Of course, it’s difficult to ascertain the views of Iranians. State censorship is tight, and foreign journalists are rarely allowed into the country. Nevertheless, it is possible to make contact with some Iranians. And when you speak with them, you learn something quite surprising: Even if they oppose Ahmadinejad, their radical president, most of these Iranians still view their country as the victim in the current circumstances. They also view the West as an enemy and fail to consider or acknowledge that there are massive differences between hawks in Israel and doves within the Obama administration.

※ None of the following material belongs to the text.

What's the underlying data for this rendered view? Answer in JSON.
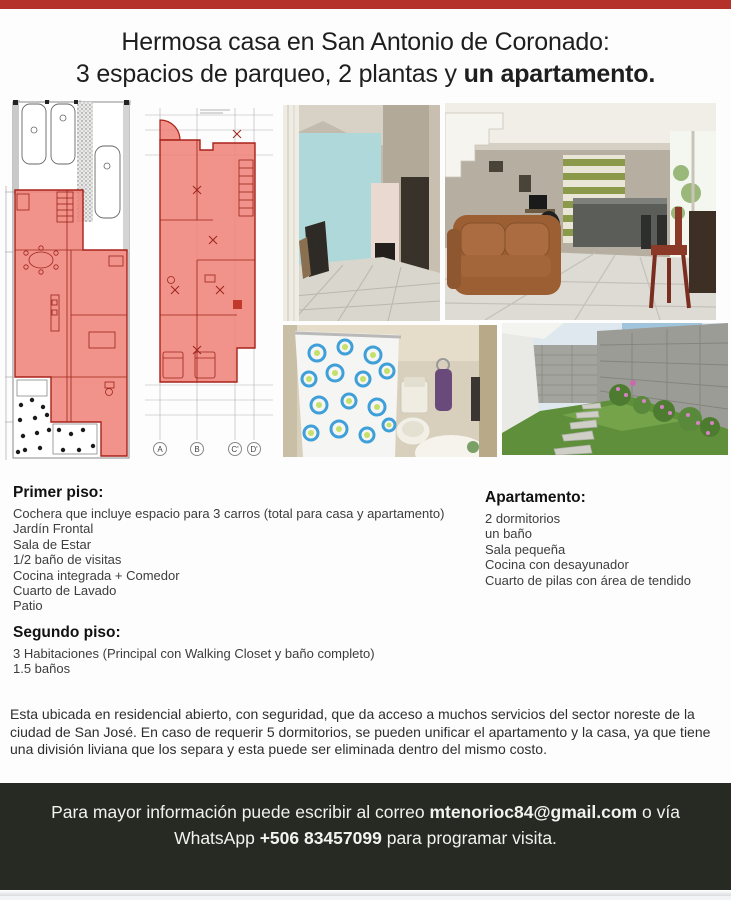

“After 9/11, George W. Bush systematically portrayed Iran as the bogeyman. That’s happening again now. I have seen no indication that we are building a nuclear bomb,” says one professor in Tehran who, like the others interviewed for this story, preferred to remain anonymous. There is no freedom of opinion in Iran, and saying the wrong thing can stir up trouble — especially when it has to do with the country’s nuclear policies.

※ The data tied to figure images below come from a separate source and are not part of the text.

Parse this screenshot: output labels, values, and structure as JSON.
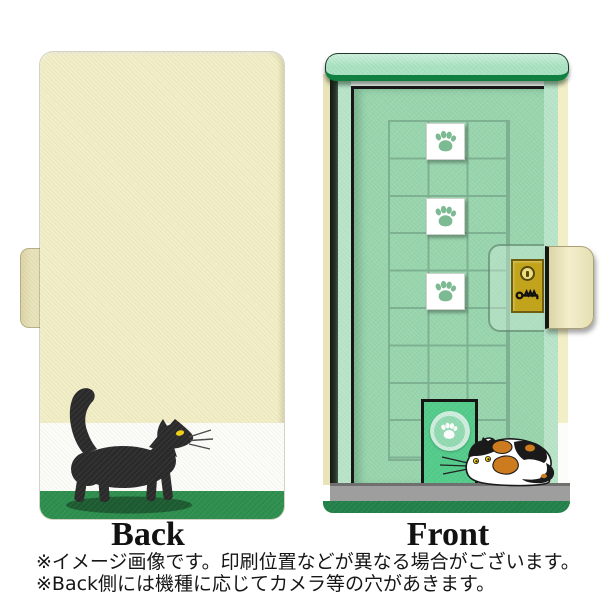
{
  "labels": {
    "back": "Back",
    "front": "Front"
  },
  "notes": [
    "※イメージ画像です。印刷位置などが異なる場合がございます。",
    "※Back側には機種に応じてカメラ等の穴があきます。"
  ],
  "icons": {
    "paw": "paw-print-icon",
    "keyhole": "keyhole-icon",
    "key": "key-icon"
  },
  "colors": {
    "cream": "#f2eec6",
    "cream-edge": "#e9e3ba",
    "back-white-band": "#fcfcf9",
    "back-green-band": "#2e8f4e",
    "cat-black": "#2b2b2b",
    "eye-yellow": "#f2d215",
    "shadow-green": "#1d5c31",
    "awning-green": "#a9e3c1",
    "awning-dark": "#0f8040",
    "jamb-green": "#b9e5c9",
    "door-green": "#99d6ae",
    "grid-green": "#7aab8d",
    "paw-green": "#7cba92",
    "cat-door-green": "#54cc8b",
    "threshold-gray": "#9e9e9e",
    "base-green": "#23814a",
    "lock-gold": "#c2a31c",
    "calico-orange": "#cd7b1f",
    "ink": "#161616"
  }
}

Aircraft Carriers, Murdered Scientists and Sanctions
Iran is upgrading its weapons inventory, sabotaging the work of independent nuclear inspectors and installing new underground centrifuges for efficient uranium enrichment. But when asked about these issues, educated Iranians are evasive and merely assert that, despite all indications to the contrary, Iran’s nuclear program is geared toward civilian purposes. “We have the right to do this, just like any other country,” says one university student in Tehran.
In the media, President Ahmadinejad can constantly be seen gloating over his nuclear program. But many find his claims of only pursuing peaceful aims difficult to believe. Indeed, the mullah-ruled regime has been badgering Israel since the Islamic Revolution of 1979 and denying its right to exist. Nevertheless, even seemingly enlightened people in Tehran believe that they are the ones being attacked and that they are surrounded by enemies. In this atmosphere, conspiracy theories abound.
In their heavily censored television broadcasts, Iranians now see images of three American aircraft carriers cruising in the Persian Gulf. On maps, they see how many US military installations are in the region. They hear the government’s anti-Western propaganda. What’s more, they are also suffering from the sanctions imposed by the West.